I updated the blog with full benchmark reproduction instructions, I also removed criterion::black_box altogether, and it resulted in no performance difference. Removing benchmark.keep from Mojo causes it to optimize away everything and run in less than a picosecond.

If you could show me a benchmark that supports what you're saying that'd be great, thanks.

I did a lot more benchmarks and Rust TCO is happening in a lot of scenarios. Thanks for pointing this out, I updated this section in the blog.
Hi, I think even the remaining benchmark isn't showing what you're trying to show:

https://rust.godbolt.org/z/r9rP6xohb

Rust realizes the vector is never used, and so never does any allocation, or recursion, it just turns into a loop to count up to 999_999_999.

And some back of the napkin math says there's no way either benchmark is actually allocating anything.
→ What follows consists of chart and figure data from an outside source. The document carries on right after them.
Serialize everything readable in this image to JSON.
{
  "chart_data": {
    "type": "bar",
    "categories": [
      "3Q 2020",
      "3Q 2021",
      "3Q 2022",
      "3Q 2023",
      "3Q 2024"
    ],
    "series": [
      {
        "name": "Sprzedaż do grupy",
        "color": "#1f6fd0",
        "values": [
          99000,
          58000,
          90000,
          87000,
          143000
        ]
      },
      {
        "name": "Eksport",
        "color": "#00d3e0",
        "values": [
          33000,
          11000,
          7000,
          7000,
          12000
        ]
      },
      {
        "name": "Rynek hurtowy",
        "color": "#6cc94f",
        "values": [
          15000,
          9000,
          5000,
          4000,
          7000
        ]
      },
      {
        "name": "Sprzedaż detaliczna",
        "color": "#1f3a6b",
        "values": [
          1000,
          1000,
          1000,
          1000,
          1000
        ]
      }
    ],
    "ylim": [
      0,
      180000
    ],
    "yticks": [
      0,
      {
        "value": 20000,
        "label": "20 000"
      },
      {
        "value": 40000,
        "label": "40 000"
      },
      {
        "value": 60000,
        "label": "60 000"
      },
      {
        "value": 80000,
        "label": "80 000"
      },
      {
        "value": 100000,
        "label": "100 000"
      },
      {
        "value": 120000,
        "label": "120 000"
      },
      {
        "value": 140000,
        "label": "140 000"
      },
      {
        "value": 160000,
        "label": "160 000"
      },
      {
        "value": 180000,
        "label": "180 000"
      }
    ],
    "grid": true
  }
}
Even if malloc took 1 nanosecond (it _doesn't_), 999_999_999 nanoseconds is 0.999999999 seconds.

It _is_ somewhat surprising that rust doesn't realize the loop can be completely optimized away, like it does without the unused Vec, but this benchmark still isn't showing what you're trying to show.

True thanks! I updated the example again, profiled this time to make sure each program is actually allocating.